During a recent project we helped BC Hydro perform a condition assessment of a transmission line which included a unique crossing support structure. This was a great opportunity not only to get spectacular views of British Columbia coastline, but also to demonstrate another use case for drone inspections of hard to reach structures.
Because this structure supports a transmission line crossing a 2 mile wide inlet, it needs to be very tall — around 500ft, to allow enough conductor clearance for marine traffic. It is also located on a rugged bluff accessible only by hiking in. This makes inspection of this structure particularly challenging using conventional approaches such as foot patrol or climbing inspection.
In the past, a detailed inspection of this structure has been done by dropping off the lineworkers using a helicopter, which is a complex and challenging operation. An inspection from the ground would not provide the necessary detail and vantage points to detect potential defects at the top of the structure. A thorough inspection is very important on such a critical crossing tower.

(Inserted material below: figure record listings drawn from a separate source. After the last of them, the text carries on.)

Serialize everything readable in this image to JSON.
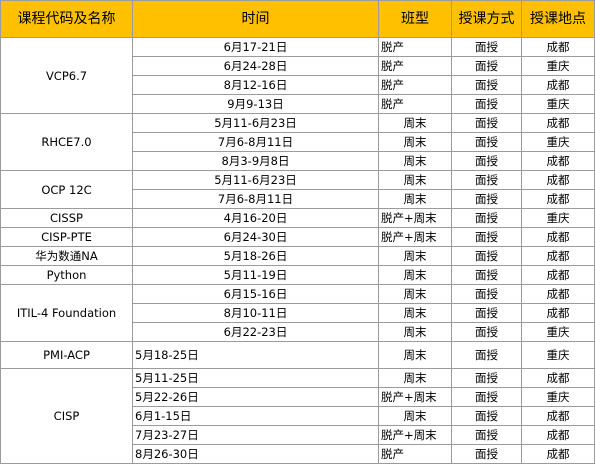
{
  "headers": {
    "course": "课程代码及名称",
    "time": "时间",
    "class_type": "班型",
    "method": "授课方式",
    "location": "授课地点"
  },
  "rows": [
    {
      "course": "VCP6.7",
      "time": "6月17-21日",
      "type": "脱产",
      "method": "面授",
      "location": "成都"
    },
    {
      "time": "6月24-28日",
      "type": "脱产",
      "method": "面授",
      "location": "重庆"
    },
    {
      "time": "8月12-16日",
      "type": "脱产",
      "method": "面授",
      "location": "成都"
    },
    {
      "time": "9月9-13日",
      "type": "脱产",
      "method": "面授",
      "location": "重庆"
    },
    {
      "course": "RHCE7.0",
      "time": "5月11-6月23日",
      "type": "周末",
      "method": "面授",
      "location": "成都"
    },
    {
      "time": "7月6-8月11日",
      "type": "周末",
      "method": "面授",
      "location": "重庆"
    },
    {
      "time": "8月3-9月8日",
      "type": "周末",
      "method": "面授",
      "location": "成都"
    },
    {
      "course": "OCP 12C",
      "time": "5月11-6月23日",
      "type": "周末",
      "method": "面授",
      "location": "成都"
    },
    {
      "time": "7月6-8月11日",
      "type": "周末",
      "method": "面授",
      "location": "成都"
    },
    {
      "course": "CISSP",
      "time": "4月16-20日",
      "type": "脱产+周末",
      "method": "面授",
      "location": "重庆"
    },
    {
      "course": "CISP-PTE",
      "time": "6月24-30日",
      "type": "脱产+周末",
      "method": "面授",
      "location": "成都"
    },
    {
      "course": "华为数通NA",
      "time": "5月18-26日",
      "type": "周末",
      "method": "面授",
      "location": "成都"
    },
    {
      "course": "Python",
      "time": "5月11-19日",
      "type": "周末",
      "method": "面授",
      "location": "成都"
    },
    {
      "course": "ITIL-4 Foundation",
      "time": "6月15-16日",
      "type": "周末",
      "method": "面授",
      "location": "成都"
    },
    {
      "time": "8月10-11日",
      "type": "周末",
      "method": "面授",
      "location": "成都"
    },
    {
      "time": "6月22-23日",
      "type": "周末",
      "method": "面授",
      "location": "重庆"
    },
    {
      "course": "PMI-ACP",
      "time": "5月18-25日",
      "type": "周末",
      "method": "面授",
      "location": "重庆"
    },
    {
      "course": "CISP",
      "time": "5月11-25日",
      "type": "周末",
      "method": "面授",
      "location": "成都"
    },
    {
      "time": "5月22-26日",
      "type": "脱产+周末",
      "method": "面授",
      "location": "重庆"
    },
    {
      "time": "6月1-15日",
      "type": "周末",
      "method": "面授",
      "location": "成都"
    },
    {
      "time": "7月23-27日",
      "type": "脱产+周末",
      "method": "面授",
      "location": "成都"
    },
    {
      "time": "8月26-30日",
      "type": "脱产",
      "method": "面授",
      "location": "成都"
    }
  ]
}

Together with BC Hydro we wanted to explore the option of doing a drone based inspection from the opposite side of the inlet.
Aeriosense setup operating procedures to manage possible risks associated with this inspection and created a flight plan by processing LiDAR data supplied by BC Hydro to allow autonomous navigation of the UAS around the structure.

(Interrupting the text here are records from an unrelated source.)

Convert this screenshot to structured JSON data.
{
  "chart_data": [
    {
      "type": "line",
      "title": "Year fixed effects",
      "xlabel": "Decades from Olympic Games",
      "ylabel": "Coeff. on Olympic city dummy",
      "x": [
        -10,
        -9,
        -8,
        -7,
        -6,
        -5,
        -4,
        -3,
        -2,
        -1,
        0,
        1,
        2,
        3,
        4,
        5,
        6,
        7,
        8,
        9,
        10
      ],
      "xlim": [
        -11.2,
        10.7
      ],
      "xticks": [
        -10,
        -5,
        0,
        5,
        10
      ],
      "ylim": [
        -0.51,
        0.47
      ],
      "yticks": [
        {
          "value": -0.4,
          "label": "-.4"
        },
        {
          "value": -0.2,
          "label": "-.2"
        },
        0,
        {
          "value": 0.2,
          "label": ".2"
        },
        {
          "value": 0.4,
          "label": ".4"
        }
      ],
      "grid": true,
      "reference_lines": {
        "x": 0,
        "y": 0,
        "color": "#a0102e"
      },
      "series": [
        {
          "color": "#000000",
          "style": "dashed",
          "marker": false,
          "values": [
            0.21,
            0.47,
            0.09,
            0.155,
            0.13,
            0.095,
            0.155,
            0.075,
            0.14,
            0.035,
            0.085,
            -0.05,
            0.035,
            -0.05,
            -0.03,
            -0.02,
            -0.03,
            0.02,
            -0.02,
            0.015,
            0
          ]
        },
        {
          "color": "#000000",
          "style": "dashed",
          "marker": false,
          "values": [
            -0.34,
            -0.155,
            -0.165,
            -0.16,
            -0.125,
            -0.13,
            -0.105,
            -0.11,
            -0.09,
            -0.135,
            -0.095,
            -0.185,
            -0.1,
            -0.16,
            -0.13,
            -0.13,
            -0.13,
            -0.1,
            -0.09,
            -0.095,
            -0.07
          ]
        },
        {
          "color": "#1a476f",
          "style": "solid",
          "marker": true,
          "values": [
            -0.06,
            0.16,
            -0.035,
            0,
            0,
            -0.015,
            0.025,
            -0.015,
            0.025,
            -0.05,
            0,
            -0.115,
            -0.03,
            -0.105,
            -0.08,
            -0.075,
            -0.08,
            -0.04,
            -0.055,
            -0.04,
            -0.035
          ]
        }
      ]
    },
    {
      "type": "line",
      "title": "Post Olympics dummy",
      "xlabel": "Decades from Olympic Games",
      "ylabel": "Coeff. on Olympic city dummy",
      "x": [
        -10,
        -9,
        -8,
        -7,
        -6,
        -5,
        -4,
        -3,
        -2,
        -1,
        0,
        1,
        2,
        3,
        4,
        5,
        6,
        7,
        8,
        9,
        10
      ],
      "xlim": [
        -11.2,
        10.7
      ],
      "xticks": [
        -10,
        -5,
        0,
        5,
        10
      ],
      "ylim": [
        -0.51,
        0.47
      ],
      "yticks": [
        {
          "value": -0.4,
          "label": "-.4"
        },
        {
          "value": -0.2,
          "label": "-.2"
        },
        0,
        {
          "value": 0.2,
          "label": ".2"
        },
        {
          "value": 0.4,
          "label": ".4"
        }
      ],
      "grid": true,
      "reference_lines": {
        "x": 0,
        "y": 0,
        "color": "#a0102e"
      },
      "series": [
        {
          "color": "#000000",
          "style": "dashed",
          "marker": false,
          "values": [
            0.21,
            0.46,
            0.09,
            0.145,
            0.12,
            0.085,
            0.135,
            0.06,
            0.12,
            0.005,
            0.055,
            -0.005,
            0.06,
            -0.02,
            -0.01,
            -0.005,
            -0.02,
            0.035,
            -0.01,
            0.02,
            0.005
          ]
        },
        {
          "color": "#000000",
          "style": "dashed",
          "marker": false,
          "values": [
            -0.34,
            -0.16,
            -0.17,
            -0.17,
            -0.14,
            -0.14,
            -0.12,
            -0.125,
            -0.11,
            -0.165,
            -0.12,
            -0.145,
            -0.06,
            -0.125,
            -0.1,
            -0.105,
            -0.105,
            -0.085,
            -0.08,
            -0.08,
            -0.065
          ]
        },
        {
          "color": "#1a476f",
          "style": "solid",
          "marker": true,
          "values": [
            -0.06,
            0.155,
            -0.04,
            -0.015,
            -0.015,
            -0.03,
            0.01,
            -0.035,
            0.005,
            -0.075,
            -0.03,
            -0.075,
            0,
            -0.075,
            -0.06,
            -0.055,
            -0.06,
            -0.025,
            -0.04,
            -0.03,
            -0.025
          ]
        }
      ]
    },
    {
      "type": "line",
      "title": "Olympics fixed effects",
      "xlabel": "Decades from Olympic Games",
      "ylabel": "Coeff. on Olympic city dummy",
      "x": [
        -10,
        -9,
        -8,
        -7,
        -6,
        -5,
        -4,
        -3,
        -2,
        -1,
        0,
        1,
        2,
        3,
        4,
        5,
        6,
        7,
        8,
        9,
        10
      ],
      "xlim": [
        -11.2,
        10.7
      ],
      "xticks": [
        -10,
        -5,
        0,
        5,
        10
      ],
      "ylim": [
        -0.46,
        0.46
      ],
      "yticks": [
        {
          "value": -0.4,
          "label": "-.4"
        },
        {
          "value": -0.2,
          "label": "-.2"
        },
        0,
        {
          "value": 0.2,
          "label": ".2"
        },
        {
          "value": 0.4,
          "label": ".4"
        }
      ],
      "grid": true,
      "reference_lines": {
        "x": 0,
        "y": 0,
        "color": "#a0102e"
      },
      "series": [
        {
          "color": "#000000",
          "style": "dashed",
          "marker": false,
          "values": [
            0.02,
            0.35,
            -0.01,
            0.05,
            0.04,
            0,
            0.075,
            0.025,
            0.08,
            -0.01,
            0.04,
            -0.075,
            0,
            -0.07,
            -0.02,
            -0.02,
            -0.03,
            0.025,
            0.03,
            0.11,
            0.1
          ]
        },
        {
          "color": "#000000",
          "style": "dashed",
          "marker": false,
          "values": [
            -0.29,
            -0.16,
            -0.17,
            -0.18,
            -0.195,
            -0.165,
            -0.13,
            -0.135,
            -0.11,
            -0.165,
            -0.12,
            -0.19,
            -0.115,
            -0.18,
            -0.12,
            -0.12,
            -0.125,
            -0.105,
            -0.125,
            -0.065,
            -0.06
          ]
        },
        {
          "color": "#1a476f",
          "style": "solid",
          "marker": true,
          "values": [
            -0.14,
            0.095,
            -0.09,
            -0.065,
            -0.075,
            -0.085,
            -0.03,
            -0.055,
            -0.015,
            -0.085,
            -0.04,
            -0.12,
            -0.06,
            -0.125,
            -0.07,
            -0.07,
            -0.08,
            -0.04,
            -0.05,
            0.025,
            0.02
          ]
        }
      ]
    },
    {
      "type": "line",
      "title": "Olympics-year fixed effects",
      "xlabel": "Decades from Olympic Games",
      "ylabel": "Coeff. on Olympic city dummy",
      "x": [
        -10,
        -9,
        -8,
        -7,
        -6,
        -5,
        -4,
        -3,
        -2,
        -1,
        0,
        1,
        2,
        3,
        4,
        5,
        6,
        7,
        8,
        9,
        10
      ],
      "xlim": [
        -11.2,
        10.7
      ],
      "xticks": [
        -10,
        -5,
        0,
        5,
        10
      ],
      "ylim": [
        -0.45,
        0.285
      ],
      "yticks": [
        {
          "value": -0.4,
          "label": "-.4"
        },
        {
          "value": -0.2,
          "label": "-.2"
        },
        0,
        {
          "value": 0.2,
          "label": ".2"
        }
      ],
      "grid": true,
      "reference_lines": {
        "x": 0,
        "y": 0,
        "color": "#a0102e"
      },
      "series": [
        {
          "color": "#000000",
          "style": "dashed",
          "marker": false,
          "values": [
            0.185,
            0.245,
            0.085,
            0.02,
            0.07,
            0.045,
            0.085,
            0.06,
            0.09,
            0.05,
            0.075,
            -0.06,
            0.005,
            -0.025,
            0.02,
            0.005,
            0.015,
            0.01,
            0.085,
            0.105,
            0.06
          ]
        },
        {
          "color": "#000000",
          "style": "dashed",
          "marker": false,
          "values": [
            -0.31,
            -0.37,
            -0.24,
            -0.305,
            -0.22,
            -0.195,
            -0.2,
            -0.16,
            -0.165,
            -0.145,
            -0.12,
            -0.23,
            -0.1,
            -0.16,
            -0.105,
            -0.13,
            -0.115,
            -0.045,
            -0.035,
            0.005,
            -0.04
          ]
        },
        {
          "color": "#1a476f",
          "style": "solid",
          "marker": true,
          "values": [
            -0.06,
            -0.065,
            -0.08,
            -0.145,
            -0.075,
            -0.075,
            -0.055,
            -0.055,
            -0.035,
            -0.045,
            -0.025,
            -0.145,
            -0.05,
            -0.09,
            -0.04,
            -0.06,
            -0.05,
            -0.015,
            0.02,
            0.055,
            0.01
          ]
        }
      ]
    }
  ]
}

The automated inspection allowed the data to be collected quickly and efficiently. This large structure required only 2 flights, about 20 minutes each, with 30% of battery capacity remaining in reserve at the end of each flight in accordance with procedures put in place for this particular inspection.
Having a pre-programmed flight plan also allowed to easily resume the inspection where it was paused for the battery swap.
As with other UAS inspections, the high level of detail and exceptional vantage points allowed with this approach provided a comprehensive record of the structure condition, which was reviewed by an Aeriosense powerline inspector for deficiencies.
This project was a success and demonstrated how an Automated UAS inspection can provide significant cost savings and reduce safety risks for inspection of hard to reach transmission structures.
As Alex Au, of BC Hydro Transmission Sustainment Planning said:
“Overall, drone inspections have been an effective addition to our inspection programs. The technology has proven to provide pictures with superior quality (details and angles) from conventional inspection methods.”
The data collected during the inspection will be used by the field crews in planning of mitigation work and by engineering in asset maintenance planning. This allows BC Hydro to leverage inspection data, creating value for multiple stakeholders and operating units within their organization.